Allende rappresentò il Sessantotto realizzato. Quello che per i cileni fu un incubo, da noi rappresentò il sogno per il quale i salotti democratici hanno continuato a trasalire di sdegno e di speranza. Pinochet, per salvare il suo paese, non usò certo i guanti bianchi. Tranquilli: l’avrebbero criminalizzato lo stesso, anche se fosse stato più mite di La Pira. In uno interessante studio di Marco Respinti su Il Domenicale (“Lui è peggio di me”, 16.12.2006, n. 50)
Lo studioso milanese mette a confronto Pinochet, il dittatore cileno, da sempre la bestia nera delle sinistre, con il despota cubano Fidel Castro, considerato un modello. Citando Sergio Romano scrive: Pinochet, “deve essere collocato nel suo contesto storico e, nei limiti del possibile, spiegato”. E Romano, in sintesi, descrive com’era l’America Latina, dopo la rivoluzione castrista del 1959, si oscillava fra avventure populiste, colpi di Stato militari, tentativi rivoluzionari e guerriglia urbana. Anche Respinti fa una breve analisi di come si giunse al Golpe militare dell’11 settembre 1973. Il Cile insorse, la popolazione scese nelle strade prima a manifestare il malcontento, poi a invocare l’intervento dei militari. Davanti alle caserme le massaie sbeffeggiavano i militari lanciando granturco urlando, “gallinos!”, “polli”, rimproverando la pavidità. Frei, il presidente DC, appoggiò l’azione di Pinochet. Secondo Romano, “Allende non sarebbe caduto così rapidamente se il putsch delle forze armate non fosse stato preceduto dalle clamorose proteste dei ceti sociali e delle categorie professionali (i camionisti ad esempio) che erano scesi in piazza per protestare contro una politica economica visibilmente sbagliata e una inflazione galoppante”. L’azione di Pinochet s’inquadrò nell’”Operazione Condor”, concertata con gli Usa per impedire la comunistizzazione dell’Iberoamerica.

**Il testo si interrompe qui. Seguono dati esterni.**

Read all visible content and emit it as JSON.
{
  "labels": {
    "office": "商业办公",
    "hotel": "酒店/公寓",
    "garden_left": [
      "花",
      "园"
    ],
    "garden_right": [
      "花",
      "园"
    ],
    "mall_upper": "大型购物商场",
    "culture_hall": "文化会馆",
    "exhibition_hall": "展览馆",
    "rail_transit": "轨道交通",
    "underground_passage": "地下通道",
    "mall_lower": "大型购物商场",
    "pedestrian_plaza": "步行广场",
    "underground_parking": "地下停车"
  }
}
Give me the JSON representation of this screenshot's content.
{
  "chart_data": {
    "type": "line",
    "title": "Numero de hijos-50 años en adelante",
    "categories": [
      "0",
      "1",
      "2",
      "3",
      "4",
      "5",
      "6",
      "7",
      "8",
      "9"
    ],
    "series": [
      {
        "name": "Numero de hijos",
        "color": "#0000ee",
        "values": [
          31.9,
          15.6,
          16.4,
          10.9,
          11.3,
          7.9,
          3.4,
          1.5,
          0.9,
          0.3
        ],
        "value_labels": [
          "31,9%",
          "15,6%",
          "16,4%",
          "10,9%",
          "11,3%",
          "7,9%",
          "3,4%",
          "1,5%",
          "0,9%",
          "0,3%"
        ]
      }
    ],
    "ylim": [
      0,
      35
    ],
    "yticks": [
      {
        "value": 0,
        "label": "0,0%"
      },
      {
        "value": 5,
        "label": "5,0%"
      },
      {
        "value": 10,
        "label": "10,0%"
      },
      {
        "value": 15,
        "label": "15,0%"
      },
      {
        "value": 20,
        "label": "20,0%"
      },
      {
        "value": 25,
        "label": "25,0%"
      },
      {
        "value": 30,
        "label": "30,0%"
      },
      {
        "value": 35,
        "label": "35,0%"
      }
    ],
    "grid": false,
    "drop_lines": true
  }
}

Pinochet rimasto al potere fino al 1990, intanto il 5 ottobre 1988, aveva perso il Referendum per prolungamento del suo mandato (il 56% dei cileni gli votarono contro) e, quindi, a norma di Costituzione, indisse elezioni libere per l’anno successivo. Lasciò la presidenza l’11 marzo 1990, rimanendo Capo dell’Esercito fino al marzo 1998 e poi senatore a vita. Poi mentre era in viaggio a Londra, il giudice Garzon cercò di incriminarlo, ma tutto finì nel nulla. Certo dei 17 anni di governo militare cileno rimangono gli interrogativi delle uccisioni di 2.095 persone e di 1.102 scomparse. Poi però c’è il “miracolo del Cile”, anzi due, per Respinti. L’economia del Paese è stata risanata, dopo il disastro comunista di Allende. Infine, andrebbe letto il “testamento politico” del generale, per conoscere il suo pensiero, la rivista Cristianità lo ha pubblicato integralmente ne riparliamo prossimamente.